Despite his passion for the vaccine and the corona-related break in the Bundesliga, Hopp returned to sport. In addition to his interviews with Sport 1, his words were also reflected in the ZDF sports studio. There he was reading from a teleprompter while sitting in the golf club. His club, TSG Hoffenheim, also got involved. On March 15th, 2020 they gave Hopp space on their Twitter account. They shared a quote from a “Manager Magazin” interview. “If we can hopefully soon be able to develop an effective vaccine against the coronavirus, it should be able to reach, protect and help people not only regionally, but in solidarity around the world,” said Hopp. As it now turns out, the vaccine that should become the best will not help for the time being. It only has a preliminary effectiveness of 47 percent. But the billionaire remains “rock solid” convinced. He also wants to remain as an investor. Karl Lauterbach, on the other hand, says: “Curevac will no longer play a role.” The reports about the Curevac failure are now also of interest to football fans. Not because they are pleased about the possible failure of a vaccine, but because of the height of the fall that Hopp created through his actions.

“He said, ‘I am the benefactor of football and I am also the benefactor of all humanity.’ This link between football and vaccine is of course stupid for him. It’s unspeakable. When spectators come back, the protests will continue to boil, “says Hüttl.
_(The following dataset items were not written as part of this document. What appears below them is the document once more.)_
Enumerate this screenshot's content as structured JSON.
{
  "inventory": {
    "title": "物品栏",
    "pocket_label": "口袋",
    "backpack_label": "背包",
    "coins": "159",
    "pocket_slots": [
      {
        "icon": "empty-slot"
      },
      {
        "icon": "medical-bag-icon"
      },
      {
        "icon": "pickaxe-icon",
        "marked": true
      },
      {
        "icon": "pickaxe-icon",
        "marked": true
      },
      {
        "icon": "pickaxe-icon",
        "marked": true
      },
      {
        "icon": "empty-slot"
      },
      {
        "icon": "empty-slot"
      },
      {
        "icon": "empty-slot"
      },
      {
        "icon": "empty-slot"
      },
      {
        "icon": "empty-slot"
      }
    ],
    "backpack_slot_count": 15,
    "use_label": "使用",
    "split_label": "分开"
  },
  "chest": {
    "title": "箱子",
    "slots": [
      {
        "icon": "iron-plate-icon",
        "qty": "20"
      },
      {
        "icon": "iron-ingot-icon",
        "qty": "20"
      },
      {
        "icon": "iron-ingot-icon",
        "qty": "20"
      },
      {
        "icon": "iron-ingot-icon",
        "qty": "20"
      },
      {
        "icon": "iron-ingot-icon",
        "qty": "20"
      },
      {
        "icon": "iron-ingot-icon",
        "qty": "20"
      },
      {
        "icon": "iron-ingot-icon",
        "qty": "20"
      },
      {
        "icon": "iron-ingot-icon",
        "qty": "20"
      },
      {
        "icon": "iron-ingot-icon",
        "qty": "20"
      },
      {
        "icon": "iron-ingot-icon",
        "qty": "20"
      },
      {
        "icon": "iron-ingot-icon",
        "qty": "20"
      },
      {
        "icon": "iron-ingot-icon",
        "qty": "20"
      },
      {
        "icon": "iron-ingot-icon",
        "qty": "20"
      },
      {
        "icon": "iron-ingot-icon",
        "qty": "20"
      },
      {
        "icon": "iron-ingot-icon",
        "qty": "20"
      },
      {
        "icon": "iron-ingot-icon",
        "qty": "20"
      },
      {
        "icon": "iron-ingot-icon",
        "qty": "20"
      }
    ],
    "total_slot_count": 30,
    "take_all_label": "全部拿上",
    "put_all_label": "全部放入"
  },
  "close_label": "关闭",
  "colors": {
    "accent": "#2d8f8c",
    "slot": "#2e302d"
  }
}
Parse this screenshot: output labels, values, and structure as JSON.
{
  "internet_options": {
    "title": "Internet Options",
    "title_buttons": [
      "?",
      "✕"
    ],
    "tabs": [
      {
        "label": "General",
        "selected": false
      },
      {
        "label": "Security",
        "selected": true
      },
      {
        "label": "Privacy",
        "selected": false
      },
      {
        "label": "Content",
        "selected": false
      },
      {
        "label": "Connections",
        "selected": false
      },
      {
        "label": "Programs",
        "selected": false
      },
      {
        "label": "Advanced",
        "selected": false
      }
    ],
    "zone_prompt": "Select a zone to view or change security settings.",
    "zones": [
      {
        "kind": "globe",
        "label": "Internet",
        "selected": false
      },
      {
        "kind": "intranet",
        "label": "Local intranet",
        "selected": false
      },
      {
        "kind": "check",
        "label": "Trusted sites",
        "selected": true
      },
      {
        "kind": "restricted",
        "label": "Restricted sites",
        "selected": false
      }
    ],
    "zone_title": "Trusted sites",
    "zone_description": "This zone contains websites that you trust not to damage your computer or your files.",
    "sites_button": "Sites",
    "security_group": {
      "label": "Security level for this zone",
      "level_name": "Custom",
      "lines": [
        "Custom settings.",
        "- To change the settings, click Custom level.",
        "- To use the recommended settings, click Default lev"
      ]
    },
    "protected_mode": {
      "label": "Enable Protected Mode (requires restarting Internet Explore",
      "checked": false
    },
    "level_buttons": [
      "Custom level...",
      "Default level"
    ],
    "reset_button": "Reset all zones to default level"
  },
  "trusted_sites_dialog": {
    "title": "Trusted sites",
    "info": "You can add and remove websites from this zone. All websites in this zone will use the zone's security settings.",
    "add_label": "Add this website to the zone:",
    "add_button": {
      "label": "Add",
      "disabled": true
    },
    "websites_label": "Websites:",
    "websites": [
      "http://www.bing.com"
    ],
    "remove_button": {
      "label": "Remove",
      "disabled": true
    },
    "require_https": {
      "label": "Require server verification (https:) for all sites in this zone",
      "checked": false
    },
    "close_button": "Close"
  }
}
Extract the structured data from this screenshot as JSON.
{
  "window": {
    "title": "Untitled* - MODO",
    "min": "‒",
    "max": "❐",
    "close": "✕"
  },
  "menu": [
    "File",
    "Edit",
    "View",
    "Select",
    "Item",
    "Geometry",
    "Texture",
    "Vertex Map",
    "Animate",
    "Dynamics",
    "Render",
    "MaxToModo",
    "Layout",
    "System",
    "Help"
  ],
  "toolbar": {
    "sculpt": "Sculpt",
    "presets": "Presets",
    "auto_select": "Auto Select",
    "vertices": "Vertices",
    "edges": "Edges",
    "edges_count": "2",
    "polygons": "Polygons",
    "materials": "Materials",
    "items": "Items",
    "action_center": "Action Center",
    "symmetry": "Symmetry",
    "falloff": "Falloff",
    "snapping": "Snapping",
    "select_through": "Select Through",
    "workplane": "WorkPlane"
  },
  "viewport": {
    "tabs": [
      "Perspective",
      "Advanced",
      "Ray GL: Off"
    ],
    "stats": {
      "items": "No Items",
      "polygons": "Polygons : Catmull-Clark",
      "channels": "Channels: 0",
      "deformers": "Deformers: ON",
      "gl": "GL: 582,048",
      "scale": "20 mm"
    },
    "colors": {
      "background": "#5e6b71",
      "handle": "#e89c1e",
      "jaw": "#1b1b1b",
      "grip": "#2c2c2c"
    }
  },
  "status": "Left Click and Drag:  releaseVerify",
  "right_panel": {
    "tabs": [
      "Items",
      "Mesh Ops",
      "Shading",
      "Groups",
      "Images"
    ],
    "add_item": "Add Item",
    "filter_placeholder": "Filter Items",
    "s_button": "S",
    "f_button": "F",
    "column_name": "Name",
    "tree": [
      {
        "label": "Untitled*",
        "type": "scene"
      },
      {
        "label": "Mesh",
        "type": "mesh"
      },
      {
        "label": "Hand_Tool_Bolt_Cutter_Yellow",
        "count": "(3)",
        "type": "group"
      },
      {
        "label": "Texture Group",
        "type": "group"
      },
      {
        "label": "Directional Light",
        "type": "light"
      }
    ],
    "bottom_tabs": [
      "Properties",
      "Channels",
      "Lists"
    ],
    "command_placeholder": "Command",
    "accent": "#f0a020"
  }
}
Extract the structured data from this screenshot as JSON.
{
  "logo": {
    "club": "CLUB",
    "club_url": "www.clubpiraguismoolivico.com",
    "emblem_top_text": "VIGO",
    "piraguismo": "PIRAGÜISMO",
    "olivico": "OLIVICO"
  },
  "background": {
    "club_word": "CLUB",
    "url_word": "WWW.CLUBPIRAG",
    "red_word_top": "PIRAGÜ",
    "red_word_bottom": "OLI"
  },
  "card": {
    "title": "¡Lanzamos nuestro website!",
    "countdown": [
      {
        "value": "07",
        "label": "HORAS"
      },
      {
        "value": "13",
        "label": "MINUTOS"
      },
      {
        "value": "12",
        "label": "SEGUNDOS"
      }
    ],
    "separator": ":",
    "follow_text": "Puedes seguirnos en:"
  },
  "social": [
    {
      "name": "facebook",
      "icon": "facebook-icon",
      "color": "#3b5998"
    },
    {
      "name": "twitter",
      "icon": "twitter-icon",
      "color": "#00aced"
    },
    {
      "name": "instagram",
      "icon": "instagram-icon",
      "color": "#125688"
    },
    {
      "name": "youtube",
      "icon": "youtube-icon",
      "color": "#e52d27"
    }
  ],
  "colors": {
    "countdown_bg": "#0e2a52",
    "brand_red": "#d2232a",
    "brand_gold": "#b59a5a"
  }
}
His investment in football, his undisputed passion for his home club TSG Hoffenheim is currently being put to the test by surprising sources. At the beginning of the month, the domestic fan scene clearly criticized “Sun King” Hopp after he was in a power struggle with the long-time managing director Dr. Peter Görlich had enforced and recalled the man from the region. Görlich was one of the critics of Hopp’s long-standing and controversial collaboration with player agent Roger Wittmann and his agency Rogon. Together they should hold shares in a Brazilian club.

The walk continues. Hardly anyone in Humboldthain wears a T-shirt. The heat continues. When the Swedes’ game against Slovakia kicked off, five people were sitting in front of a bar on Voltastrasse. In Portugal against Germany there will be a few more. Football is no longer that important. Stories like that of Hopp play their small part in this.